Fresno County Costco proposal heads to key votes after court delay
Fresno’s northwest Costco fight is back before city leaders, but traffic fixes and a new environmental review have not silenced concerns about congestion and delivery traffic.

Fresno’s long-running fight over a new Costco in northwest Fresno is back before city decision-makers, with two votes in May set to decide whether the project moves ahead or stalls again. The proposal for 7120 North Riverside Drive, at the northeast corner of West Herndon Avenue and North Riverside Drive, goes to the Fresno Planning Commission on Wednesday, May 6, and then to the Fresno City Council on May 21.
The project was sidelined after a July 2025 Fresno County Superior Court ruling in case No. 24CECG02208, brought by the Herndon-Riverside Coalition for Responsible Planning and Development against the City of Fresno and others. City officials responded with a Partially Recirculated Draft Environmental Impact Report released in November 2025, with a comment period from November 21, 2025, through January 5, 2026. The revised review was prepared to comply with the court order, and city notice says the updated greenhouse gas analysis no longer relies on the city’s 2021 Greenhouse Gas Reduction Plan after a separate Fifth District Court of Appeal ruling in South Fresno Community Alliance v. City of Fresno.

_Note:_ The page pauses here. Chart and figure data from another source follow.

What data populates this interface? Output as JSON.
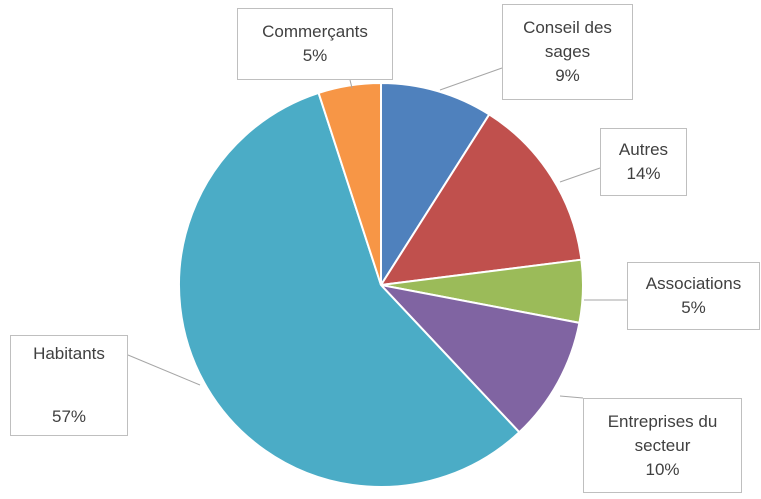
{
  "chart_data": {
    "type": "pie",
    "categories": [
      "Conseil des sages",
      "Autres",
      "Associations",
      "Entreprises du secteur",
      "Habitants",
      "Commerçants"
    ],
    "values": [
      9,
      14,
      5,
      10,
      57,
      5
    ],
    "value_labels": [
      "9%",
      "14%",
      "5%",
      "10%",
      "57%",
      "5%"
    ],
    "colors": [
      "#4f81bd",
      "#c0504d",
      "#9bbb59",
      "#8064a2",
      "#4bacc6",
      "#f79646"
    ]
  }
}
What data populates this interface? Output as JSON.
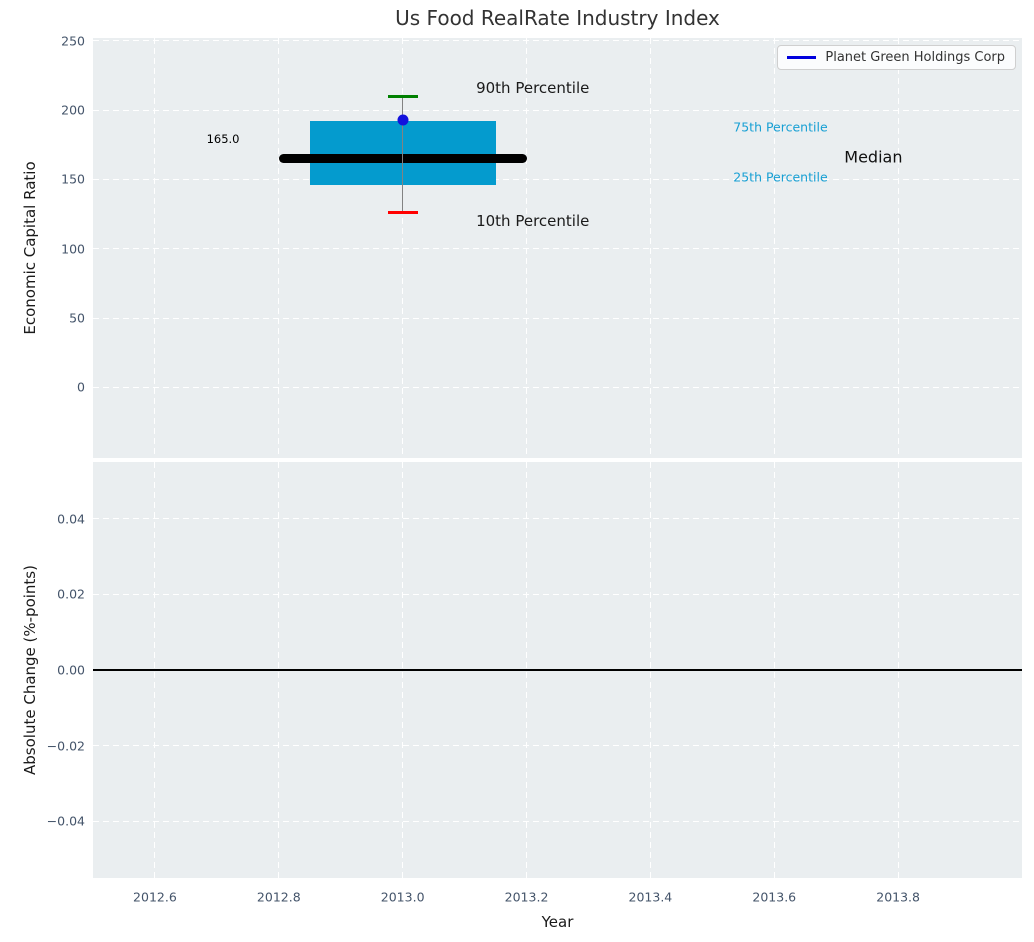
{
  "figure_title": "Us Food RealRate Industry Index",
  "chart_data": [
    {
      "type": "boxplot",
      "title": "Us Food RealRate Industry Index",
      "ylabel": "Economic Capital Ratio",
      "xlabel": "Year",
      "xlim": [
        2012.5,
        2014.0
      ],
      "ylim": [
        -51,
        252
      ],
      "grid": true,
      "legend": {
        "label": "Planet Green Holdings Corp",
        "position": "upper right",
        "line_color": "#0000dd"
      },
      "xticks": [
        {
          "v": 2012.6,
          "label": "2012.6"
        },
        {
          "v": 2012.8,
          "label": "2012.8"
        },
        {
          "v": 2013.0,
          "label": "2013.0"
        },
        {
          "v": 2013.2,
          "label": "2013.2"
        },
        {
          "v": 2013.4,
          "label": "2013.4"
        },
        {
          "v": 2013.6,
          "label": "2013.6"
        },
        {
          "v": 2013.8,
          "label": "2013.8"
        }
      ],
      "yticks": [
        {
          "v": 0,
          "label": "0"
        },
        {
          "v": 50,
          "label": "50"
        },
        {
          "v": 100,
          "label": "100"
        },
        {
          "v": 150,
          "label": "150"
        },
        {
          "v": 200,
          "label": "200"
        },
        {
          "v": 250,
          "label": "250"
        }
      ],
      "box": {
        "x": 2013.0,
        "p10": 126,
        "p25": 146,
        "median": 165,
        "p75": 192,
        "p90": 210,
        "box_halfwidth": 0.15,
        "median_halfwidth": 0.2,
        "cap_halfwidth": 0.024,
        "box_color": "#049bce",
        "median_color": "#000000",
        "whisker_color": "#828282",
        "cap90_color": "#008000",
        "cap10_color": "#ff0000"
      },
      "company_point": {
        "name": "Planet Green Holdings Corp",
        "x": 2013.0,
        "y": 193,
        "color": "#1212dd"
      },
      "annotations": [
        {
          "text": "90th Percentile",
          "x": 2013.21,
          "y": 216,
          "color": "#1a1a1a",
          "size": 15
        },
        {
          "text": "10th Percentile",
          "x": 2013.21,
          "y": 120,
          "color": "#1a1a1a",
          "size": 15
        },
        {
          "text": "75th Percentile",
          "x": 2013.61,
          "y": 188,
          "color": "#18a0d4",
          "size": 12.5
        },
        {
          "text": "25th Percentile",
          "x": 2013.61,
          "y": 152,
          "color": "#18a0d4",
          "size": 12.5
        },
        {
          "text": "Median",
          "x": 2013.76,
          "y": 166,
          "color": "#111111",
          "size": 16
        },
        {
          "text": "165.0",
          "x": 2012.71,
          "y": 179,
          "color": "#000000",
          "size": 11.5
        }
      ]
    },
    {
      "type": "line",
      "ylabel": "Absolute Change (%-points)",
      "xlabel": "Year",
      "xlim": [
        2012.5,
        2014.0
      ],
      "ylim": [
        -0.055,
        0.055
      ],
      "grid": true,
      "zero_line_y": 0.0,
      "xticks": [
        {
          "v": 2012.6,
          "label": "2012.6"
        },
        {
          "v": 2012.8,
          "label": "2012.8"
        },
        {
          "v": 2013.0,
          "label": "2013.0"
        },
        {
          "v": 2013.2,
          "label": "2013.2"
        },
        {
          "v": 2013.4,
          "label": "2013.4"
        },
        {
          "v": 2013.6,
          "label": "2013.6"
        },
        {
          "v": 2013.8,
          "label": "2013.8"
        }
      ],
      "yticks": [
        {
          "v": 0.04,
          "label": "0.04"
        },
        {
          "v": 0.02,
          "label": "0.02"
        },
        {
          "v": 0.0,
          "label": "0.00"
        },
        {
          "v": -0.02,
          "label": "−0.02"
        },
        {
          "v": -0.04,
          "label": "−0.04"
        }
      ]
    }
  ]
}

The project would replace the existing West Shaw Avenue Costco, which opened in 1985, with a larger warehouse on about 22.4 acres of vacant land. Earlier plans described the store as about 219,000 square feet, with an attached tire center, a detached gas station, a drive-through car wash and a market delivery operation. Traffic remains the central issue. The updated approval package includes an all-way stop at Spruce and Hayes avenues and a high-visibility crosswalk, changes meant to answer objections that the store would dump more cars and delivery traffic into an already busy part of northwest Fresno.
Supporters argue the move would keep the retailer, its jobs and its tax dollars in Fresno instead of sending them to places such as Madera County, Clovis or Kerman. At the April 18, 2024, council meeting, the project won unanimous approval, 7-0, after the city added traffic and parking conditions tied to road improvements and truck routing. Backers have also pointed to the financial payoff, with estimates ranging from about $13 million to about $15 million in annual total tax revenue, plus earlier projections of about 37 full-time jobs and more than $210,000 in Central Unified school bond revenue, up from less than $3,000 at the current site.
The coming votes will show whether Fresno believes those revisions truly resolve the traffic and neighborhood concerns, or simply postpone them while another major retail project pushes deeper into northwest Fresno’s growth corridor.